If you aren’t making use of the Amazon Editorial Review section for your book, you could be missing a trick! You can discover it halfway down on your book’s sales page, and you have pretty much complete control of what you put in there.
Being smart about it can make all the difference in persuading your readers that yours is the book to buy. Plus, it takes minimal effort from you to put yours together.
Getting editorial reviews is very easy. Amazon doesn’t have the same strict rules they do over purchase reviews, which means you can enlist family and friends' help to create some good ones if needs be.
Understanding what shoppers do on an Amazon sales page is a useful indicator about what it is that influences their decision-making process before they buy.
Researchers have proven that shoppers do pay attention to the Amazon review section, and more importantly, who said it. So to take advantage of this, not only do you need to provide a persuasive review, but try to get someone who is relevant and qualified to write it.
You can add as many reviews as you like, but around six and no more than 10 is a fair amount. Less than this, and it doesn’t look worth reader's time, more, and it becomes a little overwhelming.
So what should be included in an editorial review?
To make yours effective, you should include the following:
A brief, positive accolade of your book. Editorial reviews don’t need to be in-depth or complicated. What’s more important to pay attention to is the author of the review.
Now before you panic, getting an editorial review doesn’t mean you need to know famous people in whatever field your book is in. Instead, you just need to help the shopper trust that this particular reviewer is legitimate and knows what they are talking about. The readers don’t need to recognize the name of the review, but by adding a qualifier, they will suddenly become more trustworthy. For example,
“This was one of my favorite reads all year.” – Lucy Smith.
“This was one of my favourite reads all year.” – Lucy Smith, Bestselling Author in Romance.
The reader doesn’t have to know who Lucy Smith is, but the qualifier will convince them that her opinion is valid.
To find out what kinds of qualifiers are most effective, you need to understand your reader. What would make them pay attention? You can do this by getting in touch with your fellow authors and asking them for a review or getting in touch with a review blog for an editorial review, in which case you would drop in the name of the bio rather than the reviewer themselves. For example;
“This is the novel of 2020 that sci fi fans have been waiting for.” Editor in chief, BestSciFiBooks.com.
Getting legitimate editorial reviews takes work. You can do this by contacting review bloggers and authors, but also investigating genre websites, bookstagrammers, and doing some PR work, for example, sending our a press release and using the media outlets that picked it up.
Some tips for writing the editorial review.

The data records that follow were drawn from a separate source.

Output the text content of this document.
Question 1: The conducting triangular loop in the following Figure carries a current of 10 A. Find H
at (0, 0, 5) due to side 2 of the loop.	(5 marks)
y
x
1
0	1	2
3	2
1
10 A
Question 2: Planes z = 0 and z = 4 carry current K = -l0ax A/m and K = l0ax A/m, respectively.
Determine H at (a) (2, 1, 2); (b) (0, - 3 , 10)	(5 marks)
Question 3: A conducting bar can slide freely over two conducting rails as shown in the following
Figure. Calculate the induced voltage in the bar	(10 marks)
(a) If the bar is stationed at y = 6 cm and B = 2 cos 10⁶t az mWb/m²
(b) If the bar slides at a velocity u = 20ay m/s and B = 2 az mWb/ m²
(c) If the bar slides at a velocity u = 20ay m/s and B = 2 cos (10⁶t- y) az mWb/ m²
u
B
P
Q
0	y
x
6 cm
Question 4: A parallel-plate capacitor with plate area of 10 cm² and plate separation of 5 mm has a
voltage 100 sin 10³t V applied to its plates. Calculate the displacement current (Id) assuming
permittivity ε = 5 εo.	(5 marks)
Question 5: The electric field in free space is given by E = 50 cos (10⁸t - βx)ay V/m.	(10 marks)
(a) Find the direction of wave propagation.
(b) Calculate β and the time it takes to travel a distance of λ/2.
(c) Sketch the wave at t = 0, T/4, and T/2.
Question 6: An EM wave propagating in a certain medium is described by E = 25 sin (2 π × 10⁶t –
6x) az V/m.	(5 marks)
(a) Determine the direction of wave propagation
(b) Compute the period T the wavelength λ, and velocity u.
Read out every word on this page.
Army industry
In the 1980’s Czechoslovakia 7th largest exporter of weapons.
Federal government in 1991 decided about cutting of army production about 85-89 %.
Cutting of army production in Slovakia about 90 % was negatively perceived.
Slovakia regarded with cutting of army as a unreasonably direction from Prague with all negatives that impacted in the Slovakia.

Italicize the review portion and then follow with the name of the reviewer and qualifier in both italics and bold at the end of the review, not below it. This will make sure the reader pays attention to the most important part.
You can add the reviews by heading to Author Central and logging in, then navigating to the ‘Books’ tab and selecting your title. Then go to:
Add Editorial Review to Amazon Author Centra and hit the ‘Add’ button.
Here you can add the text and hit preview, and save changes to publish.
Adding editorial reviews is a fantastic way to create credibility to your book, so take advantage of this great feature now and stay one step ahead of the game!